“I started my military career as an infantryman with 101st Airborne Division In 1995,” said veteran Bob Blackburn. “When my enlistment ended, I transferred to Bravo company, 216th Engineer Battalion, Ohio National Guard.”
The Armory was located in Portsmouth, Ohio, which was close to home for Blackburn. He was assigned to the 2nd Platoon, where he quickly made friends. Over the next few years, Blackburn married and started a family with his wife Jennifer, continuing his work in the military.
But things changed after 9/11.
All military branches began preparation for Operation Enduring Freedom and later, Operation Iraqi Freedom.
“In spring of 2003 my unit was in Panama conducting some humanitarian missions when the U.S. started bombing Iraq,” said Blackburn. “We knew our time would be coming soon. When I got back to the states I found out that my wife was pregnant, due sometime in October. We had my youngest son on Oct 31st and in December were notified of activation to Title 10, meaning we were now on active duty and a deployment to Iraq or Afghanistan was imminent. We still operated out of our Armory in Portsmouth but it wasn’t ‘part-time’ anymore.”
Blackburn was promoted to Staff Sergeant and took the 2nd Squad Leader position. In January, the group left home for Pre-Mobilization base at Camp Atterbury, Indiana.
“We spent the next month undergoing intense physical training, advanced rifle marksmanship, heavy weapons training, land navigation and Platoon/Company training. We had to be validated by Army Observers to qualify as Battle Ready. This Training really brought our Company together and started weaving the bond that we would later find to be unbreakable. While at Camp Atterbury we learned that would be deploying to Kuwait sometime late winter and then into Iraq.”
Blackburn left behind 6 inches of snow for 75 degree weather in Camp Virginia in Kuwait.
From there, Blackburn was put in charge of leading his convoy from Kuwait to Tikrit, Iraq, a grueling 600 mile, two day trip.
“I will never forget crossing the Kuwait-Iraq border. The reality really set in and we knew it was going to be a life changing event. We made it to our home away from home at Forward Operating Base (FOB) Speicher just north west of Tikrit. We were occupying a vacated Iraqi army base which had hardstand buildings. It was nice to know we had some shelter at night. Our platoon spent the next few weeks at FOB Speicher. We spent time improving our living conditions and acclimating to Iraq.”
Soon after, Blackburn’s platoon leader informed him that he would be taking half the platoon to FOB Caldwell, near the Iranian border to conduct Engineering Operations for a few months.
“We would be providing security for our heavy equipment operators and transporting them
from point A to B. We packed light and started preparing for the movement,” Blackburn explained. ” My group spent the next few months moving our operators from FOB to FOB. The operators were repairing entry/exit points, building berms and placing concrete barriers to improve security at the Forward Operating Bases. Our group spent a lot of time outside the wire but we always maintained a strong sense of security. We had some small arms engagements and the insurgents loved to launch rockets and mortars at night. Our biggest fear was IEDs, because you just never knew.”
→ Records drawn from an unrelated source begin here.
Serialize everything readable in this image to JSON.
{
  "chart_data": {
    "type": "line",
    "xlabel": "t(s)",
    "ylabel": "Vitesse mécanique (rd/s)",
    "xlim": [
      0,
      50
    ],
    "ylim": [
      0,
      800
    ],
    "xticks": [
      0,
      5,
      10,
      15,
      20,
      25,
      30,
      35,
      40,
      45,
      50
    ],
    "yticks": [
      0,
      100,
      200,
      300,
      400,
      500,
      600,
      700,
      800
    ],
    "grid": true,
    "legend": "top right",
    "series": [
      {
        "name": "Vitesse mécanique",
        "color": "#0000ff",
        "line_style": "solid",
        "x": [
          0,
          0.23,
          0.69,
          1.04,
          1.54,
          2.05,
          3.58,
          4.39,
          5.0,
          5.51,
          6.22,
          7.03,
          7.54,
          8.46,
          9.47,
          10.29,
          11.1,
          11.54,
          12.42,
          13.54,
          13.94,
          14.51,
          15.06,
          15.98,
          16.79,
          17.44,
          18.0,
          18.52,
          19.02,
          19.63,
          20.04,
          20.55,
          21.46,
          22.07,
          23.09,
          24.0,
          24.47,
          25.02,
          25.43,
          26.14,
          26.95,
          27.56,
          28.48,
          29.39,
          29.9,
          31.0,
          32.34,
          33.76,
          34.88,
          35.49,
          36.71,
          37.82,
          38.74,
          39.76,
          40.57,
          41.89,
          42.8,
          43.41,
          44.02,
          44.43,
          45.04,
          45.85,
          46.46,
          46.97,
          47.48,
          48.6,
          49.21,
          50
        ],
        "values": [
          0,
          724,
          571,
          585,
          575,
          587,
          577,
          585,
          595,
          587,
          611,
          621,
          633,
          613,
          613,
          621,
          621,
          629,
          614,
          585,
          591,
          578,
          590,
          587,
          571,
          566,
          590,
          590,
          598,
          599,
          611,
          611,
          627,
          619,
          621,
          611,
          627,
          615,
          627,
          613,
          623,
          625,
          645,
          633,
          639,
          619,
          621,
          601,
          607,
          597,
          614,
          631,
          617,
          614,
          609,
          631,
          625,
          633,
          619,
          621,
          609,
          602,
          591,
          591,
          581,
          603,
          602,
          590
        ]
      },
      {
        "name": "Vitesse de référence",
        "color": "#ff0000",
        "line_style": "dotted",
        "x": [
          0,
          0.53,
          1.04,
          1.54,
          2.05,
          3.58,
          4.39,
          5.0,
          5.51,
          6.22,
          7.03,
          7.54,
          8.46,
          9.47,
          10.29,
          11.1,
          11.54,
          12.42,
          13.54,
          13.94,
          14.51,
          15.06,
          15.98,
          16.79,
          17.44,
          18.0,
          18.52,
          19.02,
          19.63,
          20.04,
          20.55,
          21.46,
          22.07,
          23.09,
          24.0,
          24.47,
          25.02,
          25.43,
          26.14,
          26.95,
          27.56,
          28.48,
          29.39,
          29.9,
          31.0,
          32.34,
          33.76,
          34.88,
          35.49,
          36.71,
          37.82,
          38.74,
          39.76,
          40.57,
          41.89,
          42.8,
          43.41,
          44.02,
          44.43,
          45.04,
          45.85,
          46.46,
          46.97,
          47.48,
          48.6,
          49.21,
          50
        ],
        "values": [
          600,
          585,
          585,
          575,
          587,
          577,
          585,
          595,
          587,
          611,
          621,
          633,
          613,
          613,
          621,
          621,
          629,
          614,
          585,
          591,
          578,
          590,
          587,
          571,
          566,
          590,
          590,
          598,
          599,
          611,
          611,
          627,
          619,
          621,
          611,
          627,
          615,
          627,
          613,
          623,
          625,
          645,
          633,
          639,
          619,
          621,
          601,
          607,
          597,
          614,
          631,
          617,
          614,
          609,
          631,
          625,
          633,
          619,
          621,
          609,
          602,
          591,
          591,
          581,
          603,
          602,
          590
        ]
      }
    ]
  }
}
According to Blackburn, being on guard constantly put a strain on their minds and bodies, but they stuck together, and looked out for one another.
“We were family then and still are,” he said. “After our time at FOB Caldwell we returned to FOB Speicher to regroup and prepare for our next missions. My platoon was split again and my group was deployed to FOB 7. We occupied the recently deceased Qusay Hussein Estate just south west of Samarra, Iraq. Here we would create an FOB to support troop staging for the retaking of Samarra, later to come. We completed fortifying the FOB and then the Iraqi National Guard starting occupying part of FOB. They would be part of the Campaign to rid Samarra of the insurgency.”
Blackburn recalls one particular night during this time, where things got dangerous.
“One night we playing cards and a younger soldier said ‘I can’t believe that they haven’t attacked us yet’. Not two minutes later mortar shells came raining in and we spent the remainder of the night patrolling our area to ensure it wasn’t more than indirect fire. The mortars had been hastily fired and no one was hurt thank God, it just reminded us to not get lax.”
Shortly after, Blackburn and his platoon returned to FOB Speicher and spent the remainder of their time conducting logistical operations, patrols, route clearance and internal work at the facilities within Speicher.
In March of 2005, Blackburn finally returned home.
“Our families, friends, communities and country greeted us with respect and gratitude. During our time deployed a lot of boys became men and girls became women,” explained Blackburn. “We learned so much about ourselves and others. I’m grateful to have had the experience. I know my family struggled with my absence but the group I deployed with were truly outstanding Soldiers.”